Intuition behind the Definition of Conditional Probability (for 2 Events)

What is some intuitive insight regarding the conditional probability definition: $P(A\mid B) = \large \frac{P(A \cap B)}{P(B)}$ ? I am looking for an intuitive motivation. My textbook merely gives a definition, but no true development of that definition. Hopefully that's not too much to ask.

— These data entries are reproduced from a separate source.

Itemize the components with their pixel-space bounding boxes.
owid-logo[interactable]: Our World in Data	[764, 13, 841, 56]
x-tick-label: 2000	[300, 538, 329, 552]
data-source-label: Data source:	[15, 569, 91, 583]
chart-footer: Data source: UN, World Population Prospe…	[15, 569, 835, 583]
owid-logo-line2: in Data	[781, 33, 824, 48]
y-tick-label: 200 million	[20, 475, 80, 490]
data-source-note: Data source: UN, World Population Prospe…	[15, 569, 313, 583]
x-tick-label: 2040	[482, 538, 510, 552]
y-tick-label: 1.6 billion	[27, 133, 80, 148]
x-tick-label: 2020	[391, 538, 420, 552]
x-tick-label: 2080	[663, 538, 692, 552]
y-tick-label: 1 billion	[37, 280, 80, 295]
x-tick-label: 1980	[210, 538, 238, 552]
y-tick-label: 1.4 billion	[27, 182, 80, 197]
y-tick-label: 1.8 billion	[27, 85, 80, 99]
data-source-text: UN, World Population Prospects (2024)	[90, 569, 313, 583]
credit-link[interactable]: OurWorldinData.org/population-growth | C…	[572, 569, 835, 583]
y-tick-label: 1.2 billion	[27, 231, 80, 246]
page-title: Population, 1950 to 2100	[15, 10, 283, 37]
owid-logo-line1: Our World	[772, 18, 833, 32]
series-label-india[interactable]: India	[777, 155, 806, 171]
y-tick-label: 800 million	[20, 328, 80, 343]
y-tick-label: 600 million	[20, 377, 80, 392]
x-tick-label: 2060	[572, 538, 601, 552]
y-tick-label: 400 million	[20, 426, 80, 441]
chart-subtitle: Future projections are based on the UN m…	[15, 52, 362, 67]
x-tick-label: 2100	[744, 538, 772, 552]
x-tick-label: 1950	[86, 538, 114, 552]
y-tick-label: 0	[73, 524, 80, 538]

Consider probabilities as proportions. To say that something has probability one-sixth is to say it occurs one-sixth of the time (this is only one interpretation: it suits our purposes and our intuition, so let's not worry too much about what it means philosophically). Often we calculate probabilities simply by dividing the number of possibilities in which our event of interest occurs, by the number of possibilities total – e.g. to calculate the odds of throwing an even number on a six-sided dice, we calculate $3/6$. (This works because each of the possibilities we are counting is equally likely, by assumption).

Now let's say we want to work out how often $A$ occurs, given that we know $B$ has occurred. Well, we need to find the occurrences of $A$ in this scenario, and divide by the total number of possibilities. When we know $B$ occurred, the occurrences of $A$ are all and exactly those situations in which both $A$ and $B$ occur, and since we're assuming $B$ occurred, the total number of possibilities are reduced to only those where that happened.

Hence \[\mathbb P(A\mid B) = \frac{\text{# occurrences of A and B}}{\text{# occurrences of B}} = \frac{\mathbb P(A \cap B)}{\mathbb P(B)}\]

because the "total number of possibilities" in the expressions for $\mathbb P(B)$ and $\mathbb P(A \cap B)$ cancel.

Essentially, what we are doing is focussing on a particular subsection of the potential events, and considering what proportion of that subsection satisfies whatever property you're interested in (think of Venn diagrams). So, for example, given that your roll result was even, on a six-sided die, it is less likely to be less than $4$, because half the numbers $\{1,2,3,4,5,6\}$ are less than $4$ but only a third of the numbers in our subsection $\{2,4,6\}$ are.


Think about this: if $B$ is very unlikely but when it happens $A$ becomes likely then $P(A \text{ and } B)$ is small while $P(A|B)$ is large.

I am extremely unlikely to win the lottery jackpot this weekend ($B$) but if I do I am likely to become a millionaire ($A$), so the probability I win the lottery jackpot and then become a millionaire $P(A \text{ and } B)$ is small, but the probability I become a millionaire if I win the lottery jackpot $P(A|B)$ is high.